Après des années passées à former les autres ou à me former moi-même, j’ai développé une méthode personnelle d’apprentissage fondée sur un principe simple : Comprendre pour mieux apprendre, s’approprier le langage pour créer, pour devenir plus proche de sa propre langue, au cœur de sa propre parole.

La grammaire pour tous

La grammaire est une discipline d’une grande logique qui, pourtant, n’est guère enseignée comme tel. Souvent présenté de façon hachée, compartimentée, le cours de français ne permet pas à l’élève d’avoir une vision générale de la langue qu’il parle ou écrit. Comprendre la globalité et la simplicité (si, si !) de notre langue permet bien des progrès tant à l’oral qu’à l’écrit, notamment l’amélioration des compétences en rhétorique.

La « faute », un terme terrible, culpabilisateur et contreproductif

Lequel d’entre nous n’a jamais employé le terme de « faute » d’orthographe. Je lui préfère toutefois l’expression « erreur », qui exprime, quant à elle, le parcours et l’errance involontaire de l’être qui apprend. Se tromper, errer, n’empêche en rien de revenir « dans le droit chemin » et l’erreur n’a donc pas la dimension fatale et culpabilisante de la faute. En cela elle paraît plus juste et plus encourageante.

Les racines gréco-latines à la portée de tous c’est possible ! L’étymologie comme base d’apprentissage

Méthode simple et logique, le recours à l’étymologie permet de se remémorer aisément le sens d’un mot ou encore de déduire celui de termes proches tels que « photographie », « géographie », etc. A l’heure où les débats quant à l’apprentissage du latin et du grec font rage, il paraît essentiel de revenir à des bases simples.
Il ne s’agit pas d’un projet élitiste ni même d’enseigner le latin ou le grec ancien mais simplement les racines étymologiques qui composent le français, cette langue héritière, si riche. Refuser le legs antique de la langue française reviendrait à couper les racines d’un arbre en espérant le voir vivre !

Savoir argumenter et défendre son point de vue

La rhétorique, encore appelée « éloquence » est un art peu enseigné et pourtant extrêmement utile dans de multiples situations. Professionnellement ou personnellement, savoir défendre son point de vue, trouver les arguments, les bons exemples ou les bonnes références peut s’avérer essentiel. Cette compétence repose sur des techniques simples et efficaces qu’il suffit de savoir utiliser à bon escient. Savoir manier la forme pour faire passer le fond de son propos, tout l’art est là.

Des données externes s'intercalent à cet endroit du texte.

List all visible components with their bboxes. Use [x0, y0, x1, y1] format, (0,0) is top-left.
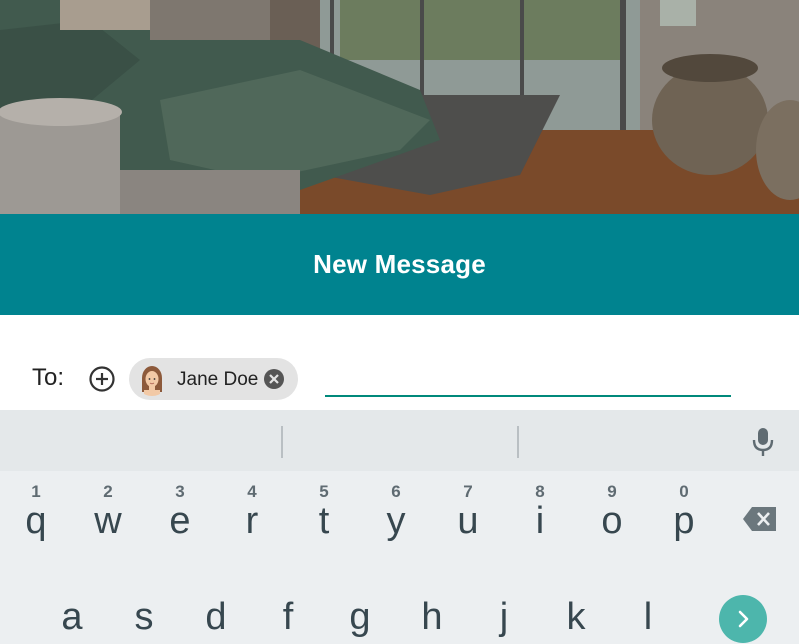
key-label: j [499, 596, 509, 638]
key-hint: 4 [247, 482, 257, 501]
key-k[interactable]: k [540, 584, 612, 644]
recipient-row: To: Jane Doe [0, 315, 799, 410]
recipient-name: Jane Doe [177, 369, 259, 390]
avatar [135, 362, 169, 396]
key-w[interactable]: 2 w [72, 472, 144, 552]
key-label: s [134, 596, 154, 638]
woman-avatar-icon [135, 362, 169, 396]
key-label: h [421, 596, 443, 638]
key-s[interactable]: s [108, 584, 180, 644]
key-j[interactable]: j [468, 584, 540, 644]
key-p[interactable]: 0 p [648, 472, 720, 552]
key-label: k [566, 596, 586, 638]
key-q[interactable]: 1 q [0, 472, 72, 552]
plus-circle-icon [89, 366, 115, 392]
close-circle-icon [264, 369, 284, 389]
next-button[interactable] [719, 595, 767, 643]
key-hint: 7 [463, 482, 473, 501]
key-u[interactable]: 7 u [432, 472, 504, 552]
suggestion-strip [0, 410, 799, 471]
key-label: w [94, 500, 122, 542]
key-o[interactable]: 9 o [576, 472, 648, 552]
backspace-key[interactable] [742, 506, 778, 532]
key-hint: 3 [175, 482, 185, 501]
key-label: f [282, 596, 294, 638]
key-hint: 9 [607, 482, 617, 501]
remove-recipient-button[interactable] [262, 367, 286, 391]
title-bar: New Message [0, 214, 799, 315]
backspace-icon [743, 507, 776, 531]
key-hint: 6 [391, 482, 401, 501]
chevron-right-icon [738, 610, 749, 628]
key-label: a [61, 596, 83, 638]
key-label: e [169, 500, 191, 542]
suggestion-2[interactable] [283, 410, 517, 471]
key-d[interactable]: d [180, 584, 252, 644]
key-r[interactable]: 4 r [216, 472, 288, 552]
key-label: i [535, 500, 545, 542]
key-a[interactable]: a [36, 584, 108, 644]
key-e[interactable]: 3 e [144, 472, 216, 552]
suggestion-1[interactable] [0, 410, 281, 471]
voice-input-button[interactable] [752, 426, 774, 458]
key-y[interactable]: 6 y [360, 472, 432, 552]
key-hint: 0 [679, 482, 689, 501]
header-photo [0, 0, 799, 214]
key-hint: 5 [319, 482, 329, 501]
key-label: u [457, 500, 479, 542]
page-title: New Message [313, 249, 486, 279]
to-label: To: [32, 364, 65, 391]
key-label: q [25, 500, 47, 542]
key-label: p [673, 500, 695, 542]
key-label: l [643, 596, 653, 638]
microphone-icon [752, 428, 774, 456]
key-label: r [245, 500, 259, 542]
recipient-chip[interactable]: Jane Doe [129, 358, 298, 400]
key-l[interactable]: l [612, 584, 684, 644]
key-i[interactable]: 8 i [504, 472, 576, 552]
add-recipient-button[interactable] [88, 365, 116, 393]
key-hint: 2 [103, 482, 113, 501]
key-label: o [601, 500, 623, 542]
key-t[interactable]: 5 t [288, 472, 360, 552]
key-hint: 8 [535, 482, 545, 501]
key-label: g [349, 596, 371, 638]
key-label: t [318, 500, 330, 542]
suggestion-3[interactable] [519, 410, 739, 471]
recipient-input[interactable] [325, 361, 731, 397]
key-f[interactable]: f [252, 584, 324, 644]
key-label: y [386, 500, 406, 542]
key-g[interactable]: g [324, 584, 396, 644]
key-label: d [205, 596, 227, 638]
key-hint: 1 [31, 482, 41, 501]
on-screen-keyboard: 1 q 2 w 3 e 4 r 5 t 6 y 7 u 8 i 9 o 0 p [0, 410, 799, 644]
key-h[interactable]: h [396, 584, 468, 644]
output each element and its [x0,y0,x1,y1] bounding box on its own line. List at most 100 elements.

On n’écrit pas comme on parle

Le français écrit diffère du français parlé sur bien des points. La dimension non-verbale de la communication orale creuse, encore, le fossé entre ces deux pratiques de la langue française. Néanmoins, le constat reste que les élèves, les étudiants, les managers ou les autres personnes amenées à parler en public ne sont que peu ou pas formées à l’exercice.
L’art de parler s’apprend, la répartie, l’humour, la logique, le « bon mot » placé au bon moment, tout cela peut s’acquérir. Si nous ne partons pas tous du même point, s’exercer en débattant (jeux de rôles, faux procès etc.) permet d’améliorer son aisance à l’oral et d’acquérir des compétences extrêmement recherchées.